140   Rather, the Council would have been failing in its duty of good administration as a Community institution, and thus ultimately answerable to the European taxpayers, had it continued, notwithstanding the absence of sufficient proof of an effective and stable residence in the United Kingdom, to permit the applicant to benefit from the application of the weighting for that country.

 Findings of the Court

141   It must be borne in mind as a preliminary point that, according to settled case-law, a particular consequence of the duty to have regard for the welfare of officials and the principle of good administration is that when the competent authority takes a decision concerning the situation of an official it should take into consideration all the factors which may affect its decision and that when doing so it should take into account not only the interests of the service but also those of the official concerned (Case 321/85 Schwiering v Court of Auditors [1986] ECR 3199, paragraph 18; La Pietra v Commission, paragraph 58; Case T-7/01 Pyres v Commission [2003] ECR-SC I-A-37 and II-239, paragraph 51; and Case T-14/03 Di Marzio v Commission [2004] ECR-SC I-A-43 and II‑167, paragraph 99).

142   In the present case, even if the Council has not managed the file in an entirely satisfactory way, none of the applicant’s claims allows a finding of infringement of the duty to have regard for the welfare of officials or the principle of good administration.

143   The argument that the Council’s officials provided contradictory instructions and assurances or that the procedure to establish the applicant’s stable residence was carried out in an unlawful manner cannot succeed. As stated above, to prove his residence the official concerned may refer to all the factual circumstances which constitute residence and furnish whatever supporting evidence he considers appropriate (Schäflein v Commission, paragraph 10). Therefore, the Council cannot be required to inform the applicant of the precise evidence necessary or to provide her with the assurance, even before the adoption of the decision, that such evidence will be regarded as sufficient.

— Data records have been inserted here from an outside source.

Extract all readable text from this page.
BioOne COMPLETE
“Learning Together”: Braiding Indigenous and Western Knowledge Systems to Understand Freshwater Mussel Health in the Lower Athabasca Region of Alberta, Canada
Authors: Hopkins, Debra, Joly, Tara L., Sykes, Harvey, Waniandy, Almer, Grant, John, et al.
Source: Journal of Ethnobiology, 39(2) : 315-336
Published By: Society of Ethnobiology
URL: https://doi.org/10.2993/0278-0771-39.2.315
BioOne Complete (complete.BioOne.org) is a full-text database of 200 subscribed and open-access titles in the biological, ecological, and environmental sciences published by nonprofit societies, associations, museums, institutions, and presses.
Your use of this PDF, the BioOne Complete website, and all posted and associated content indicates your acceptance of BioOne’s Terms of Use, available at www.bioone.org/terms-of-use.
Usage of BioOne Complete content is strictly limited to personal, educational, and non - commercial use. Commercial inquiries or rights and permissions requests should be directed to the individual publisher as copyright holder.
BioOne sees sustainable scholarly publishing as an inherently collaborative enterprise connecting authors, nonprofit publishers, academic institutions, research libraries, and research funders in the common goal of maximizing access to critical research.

144   As for the alleged irregularities in the applicant’s medical and personal files and the letters to the applicant at the wrong address, they are not capable of affecting the validity of the contested act. As regards the medical file, it is apparent from the documents before the Court that the Council filed a document concerning another official in the applicant’s medical file. As regards the personal file, the applicant maintains that the minutes of the meeting of 13 October 2003 between herself and the Council are incomplete. In this connection, it is apparent from the grounds of the decision of 16 July 2004 that the Council took into account the information allegedly missing in the minutes, namely the items of evidence as to residence which were discussed at that meeting. That matter, therefore, has no effect on the validity of the contested act.

145   Lastly, the applicant has put forward no other argument which allows the Court to infer that the alleged irregularities identified above adversely affected her.

146   It follows from the above that the plea relating to infringement of the duty to have regard for the welfare of officials and the principle of good administration must be rejected.

 The plea relating to infringement of the principles of legal certainty and the protection of legitimate expectations

 Arguments of the parties

147   The applicant submits that the withdrawal of the weighting applicable for the United Kingdom constitutes an infringement of the principles of legal certainty and the protection of legitimate expectations.

148   It follows from that principle that legal acts conferring subjective rights, such as the acquired right in the present case, cannot as a rule be withdrawn unless the act in question is unlawful and that, in the case of unlawful acts, retroactive withdrawal requires that the principle of legal certainty is given particular consideration.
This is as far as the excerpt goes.